* Lehman Q2 loss estimate keeps stocks near 1-1/2 month low
* ECB rate hike speculation boosts euro, long-dated bonds
* Oil eases, but within $3 of last week's record
(Updates with Lehman, Wall Street outlook)
By Natsuko Waki
LONDON, June 9 (Reuters) - World stocks fell towards a 1-1/2 month low hit earlier on Monday as Lehman Brothers <LEH.N>' estimate of a second-quarter loss renewed concerns about the health of the bank sector.

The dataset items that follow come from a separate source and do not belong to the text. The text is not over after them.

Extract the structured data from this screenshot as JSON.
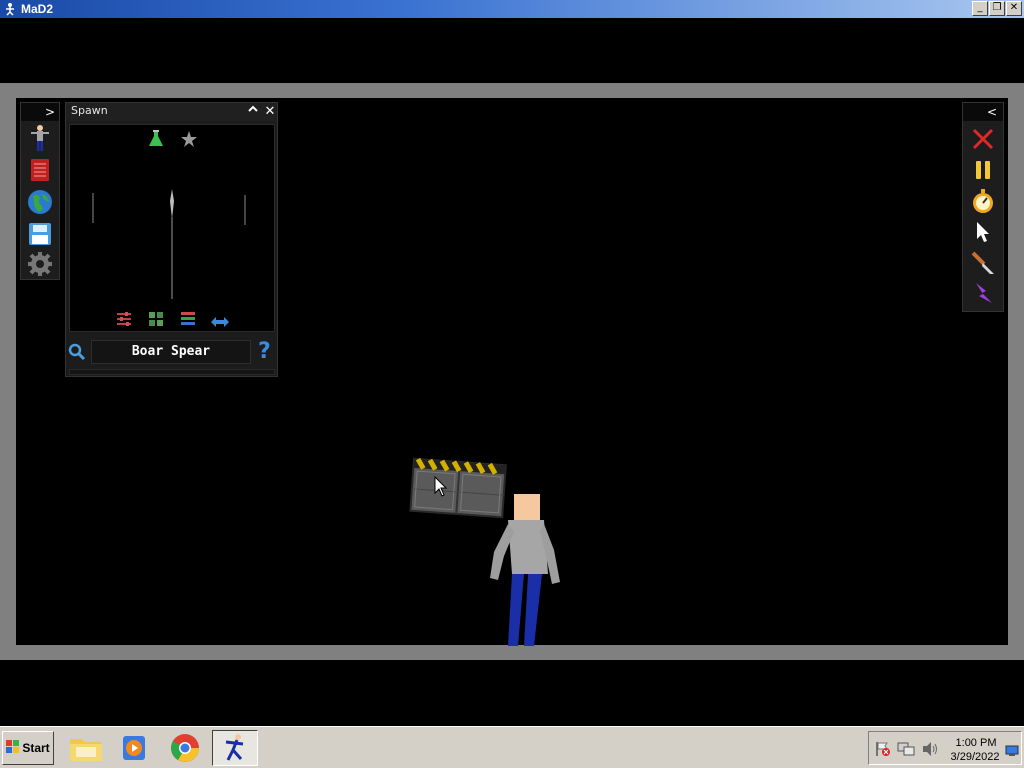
{
  "window": {
    "title": "MaD2",
    "minimize_label": "_",
    "restore_label": "❐",
    "close_label": "✕"
  },
  "left_toolbar": {
    "collapse_label": ">",
    "items": [
      "human-icon",
      "catalog-book-icon",
      "globe-icon",
      "save-disk-icon",
      "settings-gear-icon"
    ]
  },
  "spawn_panel": {
    "title": "Spawn",
    "collapse_label": "^",
    "close_label": "✕",
    "filter_tabs": [
      "flask-icon",
      "star-icon"
    ],
    "view_options": [
      "sliders-icon",
      "grid-view-icon",
      "list-view-icon",
      "arrows-horizontal-icon"
    ],
    "selected_item": "Boar Spear",
    "help_label": "?"
  },
  "right_toolbar": {
    "collapse_label": "<",
    "items": [
      "clear-x-icon",
      "pause-icon",
      "stopwatch-icon",
      "pointer-icon",
      "knife-icon",
      "lightning-icon"
    ]
  },
  "taskbar": {
    "start_label": "Start",
    "apps": [
      "file-explorer-icon",
      "media-player-icon",
      "chrome-icon",
      "mad2-app-icon"
    ],
    "time": "1:00 PM",
    "date": "3/29/2022"
  },
  "colors": {
    "game_bg": "#000000",
    "frame": "#808080",
    "title_start": "#1a4aa8",
    "taskbar": "#d4d0c8"
  }
}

The euro and euro zone government bonds extended last week's dramatic repricing of interest rate expectations, with the region's long-dated yields falling sharply on expectations the European Central Bank's strong anti-inflation stance would tame prices in the long term.
Lehman said it expected to report a second-quarter loss of about $2.8 billion, reminding investors of troubles facing investment banks hit by the 10-month-old credit crisis. The bank also said it would raise fresh capital of $6 billion.
The news came as world stocks were already under pressure from last week's surge in oil prices and weak U.S. jobs data which fanned worries that the global the economy is facing a damaging mix of rising prices and slowing growth.
"This just underlines the fact that we're still in a situation generally where financial institutions still have more work to do to instill confidence in the broader market and that could take some time yet," said Derek Halpenny, currency strategist at BTM UFJ.
The FTSEurofirst 300 index <
> was down 0.3 percent on the day, while MSCI main world equity index <.MIWD00000PUS> dropped 0.4 percent.Banks were the top losers in Europe <.SX7P>. UBS <UBSN.VX> fell up to 9 percent after a Swiss newspaper reported the bank, Europe's hardest-hit victim of the credit crisis, will make a loss of up to 4 billion Swiss francs ($3.93 billion) in the second quarter.
"The backdrop is still unfavourable," Chris Iggo, strategist at Axa Investment Managers.
"Along with some of the macro things that are happening - inflation, ECB raising interest rates -- you can't see equities doing particularly well in that environment and I would expect us to see further losses over the summer."
Emerging sovereign spreads <11EMJ> widened 1 basis point while emerging stocks <.MSCIEF> were down more than 1 percent.
U.S. stock futures were pointing to a firmer open on Wall Street <SPc1> after suffering a heavy sell-off on Friday.
FX/BONDS WHIPSAW
The dramatic moves in euro zone fixed income and currency markets started last week when ECB President Jean-Claude Trichet said the central bank could raise interest rates in July.
Just two days before Trichet's comments, Federal Reserve chairman Ben Bernanke broke tradition by warning of the inflationary impact from a weak dollar.
"While the commentary from central banks over the course of the past week, with the strong emphasis on fighting inflation, may look as if a co-ordinated approach is being taken, the policies being implemented have contradictory consequences, with potentially negative implications for asset markets and the credibility of policymakers," BNP Paribas said in a note.
Two-year bond yields <EU2YT=RR> had risen as much as 3.4 bps to 4.686 percent at one point, while 10-year yields <EU10YT=RR> rose 12.2 bps at 4.301 percent.
The yield curve inverted further to as much as 42 bps, with short-dated yields above those on longer-term paper. That is the deepest inversion since 1999 and continues the rapid flattening seen last week.
The euro hit a six-week high of $1.5845 <EUR=> on expectations of a yield-enhancing rate hike next month, before erasing gains.
U.S. light crude <CLc1> fell 1.3 percent to $136.70 a barrel after hitting record $139.12 on Friday. Gold <XAU=> hit a near 2-week high of $904.10 an ounce.